Vote buying: Evil we should root out

The proposal in a recent report published by the Electoral Commission that bribery of voters be made illegal is of course a very good one and must be taken to heart by all honest politicians, if there be any.

Most Kenyans would have thought that bribery of whatever manner is illegal and punishable in law and that the only reason few people seem to have faced punishment has more to do with a system of justice that is more likely to perpetrate impunity than enforce justice.

But the reality is finally coming home. Some of those who witnessed the Tigania by-election recently characterised it as a vote auction and not an election. That the ruling party, they claimed, went to the ridiculous extent of moving beds from one dispensary to another then back to the original dispensary after the voting. These allegations are serious matters that should merit the fullest investigation and action.

But they are, for the moment, mere peripheral detail. What is at the centre is the danger to which the principles and practices of democracy have been put by electoral corruption. According to the democratic way, the ruled give consent to be ruled through an election. If they are thwarted in their expression of free choice, then the legitimacy of the government is obviously brought to question.

In other words, is an elective post that has been filled by means of electoral corruption validly filled? The answer is obviously negative. And this is a conclusion which should worry the government just as much as it should worry voters.

We insist that electoral law be applied without favour. We remind the government and all political parties that electoral victories fashioned through bogus defections and vote buying are a mockery of democracy and therefore totally unacceptable.

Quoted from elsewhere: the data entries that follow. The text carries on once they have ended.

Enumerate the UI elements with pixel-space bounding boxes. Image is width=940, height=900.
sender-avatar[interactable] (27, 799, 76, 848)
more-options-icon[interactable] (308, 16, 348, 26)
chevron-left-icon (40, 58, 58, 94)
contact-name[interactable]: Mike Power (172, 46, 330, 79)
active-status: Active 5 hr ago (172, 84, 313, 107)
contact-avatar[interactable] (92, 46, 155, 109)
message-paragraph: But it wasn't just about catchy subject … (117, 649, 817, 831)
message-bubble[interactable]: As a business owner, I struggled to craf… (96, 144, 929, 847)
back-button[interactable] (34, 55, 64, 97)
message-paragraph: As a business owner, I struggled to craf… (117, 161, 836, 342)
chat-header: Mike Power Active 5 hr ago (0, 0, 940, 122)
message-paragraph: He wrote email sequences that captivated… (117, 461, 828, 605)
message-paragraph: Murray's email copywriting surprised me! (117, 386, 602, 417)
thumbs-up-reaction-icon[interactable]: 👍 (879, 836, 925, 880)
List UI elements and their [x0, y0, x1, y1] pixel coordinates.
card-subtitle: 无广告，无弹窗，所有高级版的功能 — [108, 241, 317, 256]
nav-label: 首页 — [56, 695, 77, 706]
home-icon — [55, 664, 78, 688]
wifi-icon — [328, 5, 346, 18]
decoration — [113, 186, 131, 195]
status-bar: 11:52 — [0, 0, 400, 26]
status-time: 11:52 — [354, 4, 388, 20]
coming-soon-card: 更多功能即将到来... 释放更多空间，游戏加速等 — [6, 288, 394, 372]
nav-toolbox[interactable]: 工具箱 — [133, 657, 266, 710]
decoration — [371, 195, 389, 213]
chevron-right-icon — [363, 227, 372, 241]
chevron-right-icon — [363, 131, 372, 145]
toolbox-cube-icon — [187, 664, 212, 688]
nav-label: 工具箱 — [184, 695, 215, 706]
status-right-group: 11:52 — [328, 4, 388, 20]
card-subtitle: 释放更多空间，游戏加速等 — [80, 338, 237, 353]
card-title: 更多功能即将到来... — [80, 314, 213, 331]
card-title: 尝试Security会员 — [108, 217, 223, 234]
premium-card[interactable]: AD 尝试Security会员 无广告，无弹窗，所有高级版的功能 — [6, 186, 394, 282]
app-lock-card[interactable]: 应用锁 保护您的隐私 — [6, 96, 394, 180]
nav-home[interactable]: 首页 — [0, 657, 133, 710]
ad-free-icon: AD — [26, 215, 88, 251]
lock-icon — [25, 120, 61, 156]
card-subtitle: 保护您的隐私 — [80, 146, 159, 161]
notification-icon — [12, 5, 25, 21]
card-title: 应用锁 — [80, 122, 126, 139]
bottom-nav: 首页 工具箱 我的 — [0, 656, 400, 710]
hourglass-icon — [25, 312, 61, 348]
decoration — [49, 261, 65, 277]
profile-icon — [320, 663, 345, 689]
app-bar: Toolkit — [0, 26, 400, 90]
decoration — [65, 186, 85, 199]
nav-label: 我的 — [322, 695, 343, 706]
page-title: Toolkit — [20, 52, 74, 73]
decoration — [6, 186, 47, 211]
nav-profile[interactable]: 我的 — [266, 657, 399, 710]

At the same time, we lend support to all efforts, including this latest one, to put an end to electoral corruption. It is regrettable that the Electoral Commission has in the past, in the face of what would appear serious breaches of electoral etiquette, taken refuge behind the legalistic excuse that it has no authority to stop vote buying outside polling stations. Any new law must expressly compel it to address such cases whether they occur within or outside polling areas.